The euro rose and European stocks were poised to open higher after Sunday's vote and the Athens streets were quiet after New Democracy leader Antonis Samaras pledged to move swiftly to form a government.

While some European newspapers considered the results to be positive for the euro zone such as Italian daily Corriere della Sera, others were predicting gloomy days ahead for the Greeks such as British tabloid Daily Mail.

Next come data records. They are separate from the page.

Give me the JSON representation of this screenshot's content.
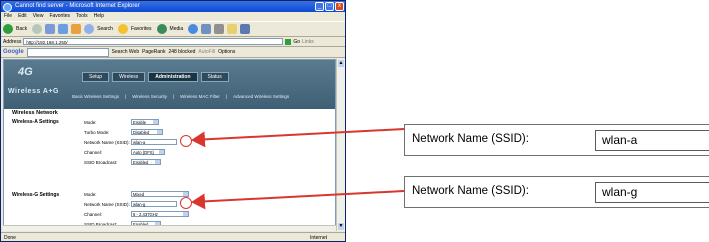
{
  "browser": {
    "title": "Cannot find server - Microsoft Internet Explorer",
    "menu": [
      "File",
      "Edit",
      "View",
      "Favorites",
      "Tools",
      "Help"
    ],
    "toolbar": {
      "back": "Back",
      "search": "Search",
      "favorites": "Favorites",
      "media": "Media"
    },
    "address_label": "Address",
    "address_value": "http://192.168.1.250/",
    "go_label": "Go",
    "links_label": "Links",
    "google_label": "Google",
    "search_web": "Search Web",
    "pagerank": "PageRank",
    "blocked": "248 blocked",
    "autofill": "AutoFill",
    "options": "Options",
    "status_left": "Done",
    "status_right": "Internet"
  },
  "router": {
    "logo": "4G",
    "logo_sub": "Wireless A+G",
    "tabs": [
      "Setup",
      "Wireless",
      "Administration",
      "Status"
    ],
    "active_tab": "Wireless",
    "subtabs": [
      "Basic Wireless Settings",
      "Wireless Security",
      "Wireless MAC Filter",
      "Advanced Wireless Settings"
    ],
    "section_title": "Wireless Network",
    "a_settings": {
      "label": "Wireless-A Settings",
      "rows": [
        {
          "label": "Mode:",
          "value": "Enable"
        },
        {
          "label": "Turbo Mode:",
          "value": "Disabled"
        },
        {
          "label": "Network Name (SSID):",
          "value": "wlan-a"
        },
        {
          "label": "Channel:",
          "value": "Auto (DFS)"
        },
        {
          "label": "SSID Broadcast:",
          "value": "Enabled"
        }
      ]
    },
    "g_settings": {
      "label": "Wireless-G Settings",
      "rows": [
        {
          "label": "Mode:",
          "value": "Mixed"
        },
        {
          "label": "Network Name (SSID):",
          "value": "wlan-g"
        },
        {
          "label": "Channel:",
          "value": "6 - 2.437GHz"
        },
        {
          "label": "SSID Broadcast:",
          "value": "Enabled"
        }
      ]
    }
  },
  "callouts": [
    {
      "label": "Network Name (SSID):",
      "value": "wlan-a"
    },
    {
      "label": "Network Name (SSID):",
      "value": "wlan-g"
    }
  ],
  "colors": {
    "arrow": "#d9362e",
    "router_header": "#4a6a7f",
    "titlebar": "#0b4ad6"
  }
}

Apart from France who had their own legislative elections which gave a clear majority to the Presidential majority, European bulletins were opening on Greece in their morning bulletins.

In deep recession, crushed under its huge public debt and facing rising social tensions, Greece faces a daunting struggle to restore its battered economy and the new government may face a renewed wave of protests once it takes office.

The radical left SYRIZA bloc, which had promised to tear up the bailout deal signed in March with the European Union and International Monetary Fund, scored strongly in the election and promised to continue its opposition to the painful austerity measures demanded of Greece.

With just short of 100 percent of ballots counted, New Democracy had won 29.7 percent of the vote, ahead of SYRIZA on 27 percent, while PASOK had 12.3 percent.

A 50-seat bonus automatically given to the party which comes first would give a theoretical New Democracy-PASOK alliance 162 seats in the 300-seat parliament, enough for a majority broadly committed to the 130-billion-euro ($164 billion) bailout.

The result sent the euro to a one-month high and lifted Asian shares by 2 percent while financial spreadbetters also pointed to a 1.2 percent rise on London's FTSE index and similar rises on European bourses.

But gains in the markets were capped due to further questions over the debt crisis and over the finances of the bigger euro zone economies of Spain and Italy, which have seen borrowing costs rise near to unsustainable Russia.